Saturday, November 19, 2011

Don't Miss The Sixth Course

Judging a Chocolate Salon is no easy task. Yes, it's lots of "free chocolate," but not all of it is good and after an hour you'll long for salad and a spin class. But what keeps me coming back is discovering new chocolatiers who have something special to offer a competitive Bay Area chocolate scene. At Taste TV's Fall Chocolate Salon on November 13, I had the pleasure of tasting some decadent truffles from Bridget Labus and Gianina Serrano of Sixth Course. Coming soon, to the Mission district!

Bridget and Gianina have solid experience in Pastry at fine hotels and restaurants in San Francisco. Bridget has been Executive Pastry Chef at several 5 star luxury hotels, including the Four Seasons and the St. Regis. Gianina has had similar experience, focusing on Pastry at high volume fine dining restaurants (with the addition of courses in cheesemaking). It's no surprise, then, to find Sixth Course on the truffle cart at the always elegant Acquerello. But soon Sixth Course will be making the leap from luxe to edgy, as they are in the process of building out a boutique at 15th & Capp in the Mission. Not confined to truffles, the spot will sell petits fours, entremets, semifreddos, tea and coffee. (Stumped on "entremet"? see here.) Since San Francisco has seen more chocolate shop closings than openings in the past year, I am excited about the new space. Before long, our Chocolate Tours will be heading from Hayes Valley into the Mission and beyond.

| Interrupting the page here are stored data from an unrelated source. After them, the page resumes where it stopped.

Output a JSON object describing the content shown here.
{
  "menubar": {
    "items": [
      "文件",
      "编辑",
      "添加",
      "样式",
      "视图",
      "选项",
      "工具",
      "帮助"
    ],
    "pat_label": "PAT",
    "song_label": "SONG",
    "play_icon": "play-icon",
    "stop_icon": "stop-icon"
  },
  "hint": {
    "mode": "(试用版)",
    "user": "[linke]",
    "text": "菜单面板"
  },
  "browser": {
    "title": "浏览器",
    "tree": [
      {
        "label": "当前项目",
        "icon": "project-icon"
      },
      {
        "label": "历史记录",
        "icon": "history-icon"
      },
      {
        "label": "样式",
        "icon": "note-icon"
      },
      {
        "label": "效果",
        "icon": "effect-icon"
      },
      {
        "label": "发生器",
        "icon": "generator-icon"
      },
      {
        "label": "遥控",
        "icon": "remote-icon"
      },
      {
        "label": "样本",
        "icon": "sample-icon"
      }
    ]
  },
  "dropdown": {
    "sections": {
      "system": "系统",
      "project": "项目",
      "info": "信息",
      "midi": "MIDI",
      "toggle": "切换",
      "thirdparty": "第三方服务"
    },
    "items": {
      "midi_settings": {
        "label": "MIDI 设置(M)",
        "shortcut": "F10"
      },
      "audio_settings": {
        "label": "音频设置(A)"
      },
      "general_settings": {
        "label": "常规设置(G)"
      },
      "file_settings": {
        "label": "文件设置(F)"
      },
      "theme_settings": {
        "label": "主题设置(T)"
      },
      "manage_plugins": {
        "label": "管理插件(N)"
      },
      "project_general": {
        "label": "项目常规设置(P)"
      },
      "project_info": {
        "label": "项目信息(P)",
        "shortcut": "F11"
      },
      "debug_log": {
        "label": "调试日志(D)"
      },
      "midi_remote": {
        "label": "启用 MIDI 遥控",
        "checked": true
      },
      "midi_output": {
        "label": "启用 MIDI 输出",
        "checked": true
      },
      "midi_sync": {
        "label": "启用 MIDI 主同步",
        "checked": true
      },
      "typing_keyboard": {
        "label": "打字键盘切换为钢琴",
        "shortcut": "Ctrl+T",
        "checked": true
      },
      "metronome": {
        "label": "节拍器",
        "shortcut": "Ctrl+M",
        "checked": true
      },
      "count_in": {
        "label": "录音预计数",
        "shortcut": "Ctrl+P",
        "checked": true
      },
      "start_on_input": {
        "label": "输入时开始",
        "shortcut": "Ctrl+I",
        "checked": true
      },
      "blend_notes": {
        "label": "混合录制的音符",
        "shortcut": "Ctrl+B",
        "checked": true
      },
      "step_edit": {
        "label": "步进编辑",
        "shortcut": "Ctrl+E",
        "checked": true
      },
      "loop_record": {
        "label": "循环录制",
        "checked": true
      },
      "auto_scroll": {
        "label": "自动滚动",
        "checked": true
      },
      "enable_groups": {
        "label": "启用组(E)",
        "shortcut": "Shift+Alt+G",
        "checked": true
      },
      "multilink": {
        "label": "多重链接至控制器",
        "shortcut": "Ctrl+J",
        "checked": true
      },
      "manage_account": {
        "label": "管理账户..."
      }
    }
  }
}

For a new company, Sixth Course has a wide array of tempting flavors in three categories: Caramels, Wine & Spirits, Chef's Choice. They are sold in boxes of six, in simple brown packaging made from recycled materials. Most are round and generously sized. Booze and chocolate lovers, this is the brand for you. They work with premier local distilleries (like St. George) to create some delectable flavors, including the Whiskey, Neat and Raspberry Cosmopolitan. There are 6 different caramels on the menu, and we sampled both the Chai Tea and the Ceylon Cinnamon. The most unusual was Honey Fennel Pollen, a balanced blend of seasonal Bay Area flavors. The classic Hazelnut Praline was also delicious, flavored with just a touch of Frangelico.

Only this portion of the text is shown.